I moved my storage systems from Linux (ext3) to FreeBSD (zfs (tactical solution)) and now (finally) to OpenSolaris (zfs dedupe). OpenSolaris was the original goal, even from October 2008 when I started playing with it. I just wasn’t able to boot it consistently on my hardware, and now I’m using a CF-IDE adaptor it’s far more reliable than trying to get usb booting to work 100%.

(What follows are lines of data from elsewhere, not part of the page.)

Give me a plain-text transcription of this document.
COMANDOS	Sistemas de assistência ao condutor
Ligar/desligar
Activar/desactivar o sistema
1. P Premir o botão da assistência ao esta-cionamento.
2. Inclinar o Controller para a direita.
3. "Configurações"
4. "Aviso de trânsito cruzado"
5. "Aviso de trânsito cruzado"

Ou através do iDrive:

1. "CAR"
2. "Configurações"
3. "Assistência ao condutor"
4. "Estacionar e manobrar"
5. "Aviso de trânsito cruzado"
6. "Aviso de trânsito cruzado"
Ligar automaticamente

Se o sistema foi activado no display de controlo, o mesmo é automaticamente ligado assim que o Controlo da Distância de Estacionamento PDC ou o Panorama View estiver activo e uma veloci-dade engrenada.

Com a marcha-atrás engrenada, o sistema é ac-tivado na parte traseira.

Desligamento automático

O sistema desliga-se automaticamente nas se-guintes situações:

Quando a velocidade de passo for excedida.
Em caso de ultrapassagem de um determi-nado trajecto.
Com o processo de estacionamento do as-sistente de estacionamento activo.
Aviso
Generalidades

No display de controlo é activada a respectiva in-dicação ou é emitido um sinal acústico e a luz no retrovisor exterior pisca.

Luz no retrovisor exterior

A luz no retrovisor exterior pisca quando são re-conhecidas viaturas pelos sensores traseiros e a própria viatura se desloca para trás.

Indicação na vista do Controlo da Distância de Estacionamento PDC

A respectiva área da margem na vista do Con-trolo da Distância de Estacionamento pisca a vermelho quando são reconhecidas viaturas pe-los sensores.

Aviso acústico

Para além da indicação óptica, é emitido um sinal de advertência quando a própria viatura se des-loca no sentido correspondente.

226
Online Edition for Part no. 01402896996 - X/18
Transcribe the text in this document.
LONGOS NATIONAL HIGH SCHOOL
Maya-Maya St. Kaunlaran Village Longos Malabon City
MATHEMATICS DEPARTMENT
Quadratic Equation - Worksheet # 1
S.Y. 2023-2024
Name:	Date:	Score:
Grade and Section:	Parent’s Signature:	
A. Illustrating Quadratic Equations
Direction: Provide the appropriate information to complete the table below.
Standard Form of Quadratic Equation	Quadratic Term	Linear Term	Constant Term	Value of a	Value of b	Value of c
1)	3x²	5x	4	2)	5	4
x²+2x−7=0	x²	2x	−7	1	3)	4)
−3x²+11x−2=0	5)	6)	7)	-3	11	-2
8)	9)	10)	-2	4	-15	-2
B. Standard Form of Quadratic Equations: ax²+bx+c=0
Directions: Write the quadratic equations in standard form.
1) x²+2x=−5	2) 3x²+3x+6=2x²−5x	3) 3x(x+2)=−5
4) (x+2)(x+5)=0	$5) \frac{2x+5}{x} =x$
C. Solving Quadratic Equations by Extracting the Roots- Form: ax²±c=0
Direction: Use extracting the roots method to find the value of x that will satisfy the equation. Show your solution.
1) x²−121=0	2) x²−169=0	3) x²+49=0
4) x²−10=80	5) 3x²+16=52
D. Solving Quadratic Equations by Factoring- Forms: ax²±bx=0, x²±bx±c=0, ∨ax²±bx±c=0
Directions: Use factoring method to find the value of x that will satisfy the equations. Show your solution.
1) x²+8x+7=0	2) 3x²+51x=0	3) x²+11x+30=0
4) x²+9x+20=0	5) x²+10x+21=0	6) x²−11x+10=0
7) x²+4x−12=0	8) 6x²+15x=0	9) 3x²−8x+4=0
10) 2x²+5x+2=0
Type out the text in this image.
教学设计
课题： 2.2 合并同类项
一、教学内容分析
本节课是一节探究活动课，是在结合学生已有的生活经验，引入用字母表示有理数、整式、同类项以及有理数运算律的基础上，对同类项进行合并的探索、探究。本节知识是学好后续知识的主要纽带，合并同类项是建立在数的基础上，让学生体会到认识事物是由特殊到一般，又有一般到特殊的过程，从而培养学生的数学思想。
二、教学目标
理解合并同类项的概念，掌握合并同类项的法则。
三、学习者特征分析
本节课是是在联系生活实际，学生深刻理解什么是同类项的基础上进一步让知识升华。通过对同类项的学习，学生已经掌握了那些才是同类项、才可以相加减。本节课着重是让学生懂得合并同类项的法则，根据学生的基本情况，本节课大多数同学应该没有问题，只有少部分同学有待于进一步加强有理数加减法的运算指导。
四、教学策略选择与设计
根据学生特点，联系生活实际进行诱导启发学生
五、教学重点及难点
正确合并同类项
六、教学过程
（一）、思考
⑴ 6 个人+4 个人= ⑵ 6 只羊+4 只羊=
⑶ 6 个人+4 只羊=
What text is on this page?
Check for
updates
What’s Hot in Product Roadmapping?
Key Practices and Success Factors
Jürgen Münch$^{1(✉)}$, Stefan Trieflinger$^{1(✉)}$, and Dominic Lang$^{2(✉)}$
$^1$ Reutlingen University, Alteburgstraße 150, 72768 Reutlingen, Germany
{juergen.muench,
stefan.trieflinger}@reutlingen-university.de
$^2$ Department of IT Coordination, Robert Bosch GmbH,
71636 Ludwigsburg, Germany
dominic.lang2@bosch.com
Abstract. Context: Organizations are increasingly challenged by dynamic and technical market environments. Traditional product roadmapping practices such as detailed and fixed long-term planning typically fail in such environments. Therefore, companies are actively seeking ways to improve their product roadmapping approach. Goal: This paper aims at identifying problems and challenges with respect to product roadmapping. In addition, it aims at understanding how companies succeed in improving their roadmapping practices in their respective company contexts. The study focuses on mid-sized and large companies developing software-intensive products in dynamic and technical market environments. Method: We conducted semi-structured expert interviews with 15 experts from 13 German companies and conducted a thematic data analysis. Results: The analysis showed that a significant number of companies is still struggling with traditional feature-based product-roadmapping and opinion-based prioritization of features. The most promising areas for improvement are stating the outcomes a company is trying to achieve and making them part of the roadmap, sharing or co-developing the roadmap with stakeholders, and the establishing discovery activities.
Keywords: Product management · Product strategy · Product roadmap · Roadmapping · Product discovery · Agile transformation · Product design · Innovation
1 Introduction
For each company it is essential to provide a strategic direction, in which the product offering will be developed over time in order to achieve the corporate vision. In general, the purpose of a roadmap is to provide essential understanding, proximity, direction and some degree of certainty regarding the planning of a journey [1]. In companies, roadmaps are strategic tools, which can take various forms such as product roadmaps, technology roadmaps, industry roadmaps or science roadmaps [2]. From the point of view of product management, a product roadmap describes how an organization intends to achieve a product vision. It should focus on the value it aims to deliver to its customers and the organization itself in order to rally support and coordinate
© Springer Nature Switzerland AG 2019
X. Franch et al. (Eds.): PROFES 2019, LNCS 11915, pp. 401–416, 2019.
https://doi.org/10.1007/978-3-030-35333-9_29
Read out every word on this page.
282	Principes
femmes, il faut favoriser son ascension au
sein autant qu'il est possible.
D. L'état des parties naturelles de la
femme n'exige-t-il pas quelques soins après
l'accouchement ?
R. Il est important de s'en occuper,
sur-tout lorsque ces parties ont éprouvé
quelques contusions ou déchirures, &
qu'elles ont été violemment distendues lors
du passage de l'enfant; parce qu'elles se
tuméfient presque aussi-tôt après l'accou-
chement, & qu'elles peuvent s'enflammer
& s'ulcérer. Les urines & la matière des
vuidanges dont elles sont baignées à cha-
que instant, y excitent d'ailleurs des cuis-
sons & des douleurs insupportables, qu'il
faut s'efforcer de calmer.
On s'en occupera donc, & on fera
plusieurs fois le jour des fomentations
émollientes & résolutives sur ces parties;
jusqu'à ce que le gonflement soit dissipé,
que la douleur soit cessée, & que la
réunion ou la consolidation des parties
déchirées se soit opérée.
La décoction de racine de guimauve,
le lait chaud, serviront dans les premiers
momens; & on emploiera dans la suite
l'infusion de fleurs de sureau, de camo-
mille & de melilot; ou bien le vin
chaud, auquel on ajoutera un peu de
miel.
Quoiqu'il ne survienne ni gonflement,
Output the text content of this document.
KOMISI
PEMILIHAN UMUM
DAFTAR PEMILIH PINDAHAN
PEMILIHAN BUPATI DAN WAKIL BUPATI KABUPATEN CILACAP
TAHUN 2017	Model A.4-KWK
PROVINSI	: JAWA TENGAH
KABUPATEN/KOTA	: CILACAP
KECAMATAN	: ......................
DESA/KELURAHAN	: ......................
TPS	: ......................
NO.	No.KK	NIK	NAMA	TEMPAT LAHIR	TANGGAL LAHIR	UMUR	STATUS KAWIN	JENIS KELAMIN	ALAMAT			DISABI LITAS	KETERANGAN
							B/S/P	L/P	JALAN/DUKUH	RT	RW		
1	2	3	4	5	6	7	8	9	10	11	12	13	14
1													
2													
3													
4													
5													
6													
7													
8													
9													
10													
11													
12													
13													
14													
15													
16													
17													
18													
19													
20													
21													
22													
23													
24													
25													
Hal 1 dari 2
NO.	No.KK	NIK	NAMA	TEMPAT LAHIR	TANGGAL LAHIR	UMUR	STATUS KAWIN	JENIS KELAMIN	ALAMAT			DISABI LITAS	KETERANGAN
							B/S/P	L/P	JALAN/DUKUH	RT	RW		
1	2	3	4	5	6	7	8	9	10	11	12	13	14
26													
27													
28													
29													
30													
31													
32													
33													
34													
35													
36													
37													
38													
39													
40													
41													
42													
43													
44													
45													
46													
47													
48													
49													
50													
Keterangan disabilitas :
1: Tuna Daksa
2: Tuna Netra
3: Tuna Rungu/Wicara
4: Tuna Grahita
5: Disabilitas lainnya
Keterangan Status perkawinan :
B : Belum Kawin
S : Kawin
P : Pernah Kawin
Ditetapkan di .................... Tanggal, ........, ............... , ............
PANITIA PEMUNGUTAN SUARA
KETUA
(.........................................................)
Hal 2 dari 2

I also got my air con repaired. This was a mission and a half. It took 10 months from logging the fault to having it maybe fixed. The service agent for my area is totally incompetent and I doubt qualified to service anything. I think my letter of complaint to LG about the service agent’s lack of service was what finally got it fixed, though I never got any response from LG and it was only my continued calls to the service agent which resulted in me thinking LG did anything. I’ve been meaning to send them a follow up but haven’t bothered. The unit is still not right and if I have any further issues with it, it’s going to be removed and replaced by a unit from a company that isn’t serviced by the useless agent. Unfortunately this will cost me money, but hopefully save my sanity.

The government managed to get their internet filter legalisation through the lower house. I’ve already started writing my thoughts on this whole thing, and that might be my next blog post. Once it’s polished up and balanced and not too much rambling.

All of that happening while being busy at work. Ok so the workload comes in ebbs and tides but on the whole I’ve been very busy all year. We’ve had 2 drilling rigs on the go, planning for a large dual facility shutdown and the whole Asia Pacific LNG thing came along.

I guess in hind sight I did achieve a lot. Let’s see what 2010 can bring for me.